The bigger target at quarterback is Edmond Santa Fe's Justice Hansen, a consensus four-star prospect considered one of the top-10 pro-style quarterbacks in the country. He holds offers from Oklahoma, Arizona State, Arkansas, Missouri, and Texas A&M and has already had the opportunity to visit most of those schools. Though he's listed as a pro-style quarterback, Hansen also has plenty of athleticism to go along with his arm talent, having gained 773 yards rushing as a junior to go along with his 2,713 yards passing, 34 touchdowns, and only six interceptions.

Hansen just received his offer at the recent Oklahoma Junior Day and doesn't plan on ending the process immediately, but he did grow up a fan of the Sooners, the only school listed as "warm" on his 247Sports profile page.

Another top local target who didn't have to travel far for that Junior Day in early February is Oklahoma City Douglass defensive end Deondre Clark, an absolute beast off the edge who racked up 99 tackles, 30 tackles for loss, and 22 sacks as a junior. He recently added an offer from USC to a list that includes Clemson, LSU, Missouri, Notre Dame, and strong interest from Texas that could result in an offer if he visits. The consensus four-star prospect ranked as the no. 6 strongside defensive end in the 247Sports composite will be one of the top overall targets for the Sooners in the 2014 class.

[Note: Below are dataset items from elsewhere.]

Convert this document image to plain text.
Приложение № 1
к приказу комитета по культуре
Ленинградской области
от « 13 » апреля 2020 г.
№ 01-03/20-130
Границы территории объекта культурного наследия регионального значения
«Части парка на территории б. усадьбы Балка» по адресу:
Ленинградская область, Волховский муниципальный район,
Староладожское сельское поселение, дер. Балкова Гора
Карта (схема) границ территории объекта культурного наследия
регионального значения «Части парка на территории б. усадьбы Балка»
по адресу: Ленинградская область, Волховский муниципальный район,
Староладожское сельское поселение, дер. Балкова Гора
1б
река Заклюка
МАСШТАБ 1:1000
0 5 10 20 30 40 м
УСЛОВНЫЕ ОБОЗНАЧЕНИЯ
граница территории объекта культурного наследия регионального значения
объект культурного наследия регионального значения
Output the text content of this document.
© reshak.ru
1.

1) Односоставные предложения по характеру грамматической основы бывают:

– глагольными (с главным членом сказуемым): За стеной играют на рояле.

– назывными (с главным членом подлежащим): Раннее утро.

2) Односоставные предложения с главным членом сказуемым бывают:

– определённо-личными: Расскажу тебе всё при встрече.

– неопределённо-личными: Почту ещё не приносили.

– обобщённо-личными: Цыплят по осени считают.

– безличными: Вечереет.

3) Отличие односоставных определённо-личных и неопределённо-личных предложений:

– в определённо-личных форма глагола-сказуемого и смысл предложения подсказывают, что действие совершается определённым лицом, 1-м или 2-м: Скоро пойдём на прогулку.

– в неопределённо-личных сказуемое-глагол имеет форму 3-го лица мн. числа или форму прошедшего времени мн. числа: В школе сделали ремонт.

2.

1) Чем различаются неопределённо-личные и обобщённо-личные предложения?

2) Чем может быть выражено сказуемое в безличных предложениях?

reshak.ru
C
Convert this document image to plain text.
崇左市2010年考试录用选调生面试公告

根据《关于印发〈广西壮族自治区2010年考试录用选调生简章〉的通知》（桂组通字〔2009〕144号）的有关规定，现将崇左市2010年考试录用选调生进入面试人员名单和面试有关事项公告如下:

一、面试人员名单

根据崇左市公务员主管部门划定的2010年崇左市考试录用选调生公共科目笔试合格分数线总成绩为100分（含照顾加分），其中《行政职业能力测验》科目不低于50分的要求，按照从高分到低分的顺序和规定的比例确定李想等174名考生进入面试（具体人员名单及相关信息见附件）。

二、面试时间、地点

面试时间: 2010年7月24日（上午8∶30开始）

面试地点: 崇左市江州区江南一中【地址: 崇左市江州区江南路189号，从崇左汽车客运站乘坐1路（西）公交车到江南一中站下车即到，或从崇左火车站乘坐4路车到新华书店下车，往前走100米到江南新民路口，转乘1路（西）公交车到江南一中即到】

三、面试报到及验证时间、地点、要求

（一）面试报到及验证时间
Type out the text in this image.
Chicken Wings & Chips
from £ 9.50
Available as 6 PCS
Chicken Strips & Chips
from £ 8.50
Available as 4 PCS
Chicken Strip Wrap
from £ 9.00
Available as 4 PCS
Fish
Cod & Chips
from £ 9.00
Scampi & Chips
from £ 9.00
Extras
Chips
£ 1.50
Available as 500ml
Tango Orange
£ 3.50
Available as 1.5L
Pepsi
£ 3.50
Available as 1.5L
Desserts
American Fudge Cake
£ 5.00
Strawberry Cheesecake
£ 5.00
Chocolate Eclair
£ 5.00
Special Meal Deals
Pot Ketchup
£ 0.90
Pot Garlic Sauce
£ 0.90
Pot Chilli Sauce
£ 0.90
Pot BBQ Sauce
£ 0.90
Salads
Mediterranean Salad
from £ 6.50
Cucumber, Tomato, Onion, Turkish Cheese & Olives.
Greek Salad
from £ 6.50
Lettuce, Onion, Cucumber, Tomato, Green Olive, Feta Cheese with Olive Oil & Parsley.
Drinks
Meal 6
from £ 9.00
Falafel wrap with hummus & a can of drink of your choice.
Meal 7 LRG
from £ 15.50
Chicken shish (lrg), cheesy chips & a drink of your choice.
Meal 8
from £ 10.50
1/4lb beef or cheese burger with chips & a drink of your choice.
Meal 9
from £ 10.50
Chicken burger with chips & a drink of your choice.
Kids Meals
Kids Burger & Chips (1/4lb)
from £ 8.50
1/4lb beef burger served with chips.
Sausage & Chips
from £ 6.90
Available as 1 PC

Then there is Jenks safety Steven Parker, who already holds an offer from Alabama, in addition to Oklahoma and Oklahoma State. The 6-2, 190-pound safety was the SoonerScoop.com Junior Player of the Year in the state and is considered the top prospect by the Oklahoma Rivals site.

To a large extent, then, the success of the 2014 Oklahoma recruiting class may be much more about getting as many of the top prospects in the state at home as possible, and then continuing to make a push to re-establish a foothold in Texas, which the coaches will have a chance to do with the summer satellite camps they are now holding in the state.

Obviously, the Sooners have gotten off to a solid start in that regard having landed two Texas prospects already.

Defensive coordinator Mike Stoops added his own voice to the equation by saying that Oklahoma now wants to focus on a "three- or four-hour radius" of Norman to mitigate concerns about straying far from home and family, a factor that could well have impacted all of those 2013 misses.

And a factor that should play in Oklahoma's favor in 2014.